Distribution: Center of distribution in the north-middle part of the Brazilian Amazon region; combined range of all species from Mexico through Central America and southward to southern Brazil.
The Tree:
Trees grow to heights of 170 ft. with diameters to 4 ft., but usually 1.5 to 3 ft; boles are straight, cylindrical, and clear 60 to 90 ft. above buttresses up to 12 ft. high.
The Wood
General Characteristics: heartwood brown when freshly cut becoming deep purple upon exposure, eventually turning to a dark brown sharply demarcated from the off-white sapwood. Texture medium to fine; luster medium to high, variable; grain usually straight, sometimes wavy, roey, or irregular; without distinctive odor or taste.
Weight:
Basic specific gravity (oven dry weight/green volume) varies with species from 0.67 to 0.91; air-dry density 50 to 66 pcf.
Mechanical Properties:
(2-cm standard.)
Janka side hardness ranges from 1,860 lb. to 3,920 lb. at 12% moisture content. Forest Products Laboratory toughness at 12% moisture content ranges from 157 to 398 in. .lb (5/8 in. specimen).
Drying and Shrinkage:
Reports vary, from air-dries easily to moderately difficult; dries slowly to fairly rapidly; with almost no degrade to some warping and splitting. Kiln schedule T6-D2 is suggested for 4/4 stock and T3-D1 for 8/4. Shrinkage green to oven dry: radial 3.2%; tangential 6.1%; volumetric 9.9%. Stability after manufacture or movement is rated as small.
Working Properties:
Moderately difficult to work with either hand or machine tools, dulls cutters, exudes a gummy resin with heated by dull tools; slow feed rates and specially hardened cutters are suggested.
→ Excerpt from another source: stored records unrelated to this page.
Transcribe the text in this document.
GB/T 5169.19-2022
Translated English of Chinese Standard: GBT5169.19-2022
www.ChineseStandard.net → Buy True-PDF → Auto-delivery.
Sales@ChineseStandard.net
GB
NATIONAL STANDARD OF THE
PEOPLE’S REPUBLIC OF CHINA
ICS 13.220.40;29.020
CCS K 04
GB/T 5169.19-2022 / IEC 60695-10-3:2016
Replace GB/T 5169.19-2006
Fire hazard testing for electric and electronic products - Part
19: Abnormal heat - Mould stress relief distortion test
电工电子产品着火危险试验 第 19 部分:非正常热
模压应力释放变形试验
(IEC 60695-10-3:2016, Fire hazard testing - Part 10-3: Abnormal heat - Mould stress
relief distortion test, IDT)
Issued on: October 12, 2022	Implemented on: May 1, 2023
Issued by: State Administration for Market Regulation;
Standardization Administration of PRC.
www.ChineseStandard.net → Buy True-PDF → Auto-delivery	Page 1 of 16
Turns smoothly, easy to glue, and takes finishes well.
Durability:
Heartwood is rated as highly durable in resistance to attack by decay fungi; very resistant to dry-wood termites; but little resistance to marine borers.
Preservation:
Heartwood is reported to be extremely resistant to impregnation with preservative oils; sapwood is permeable.
Uses:
Turnery, marquetry, cabinets, fine furniture, parquet flooring, tool handles, heavy construction, shipbuilding, many specialty items (billiard cue butts, chemical vats, carving).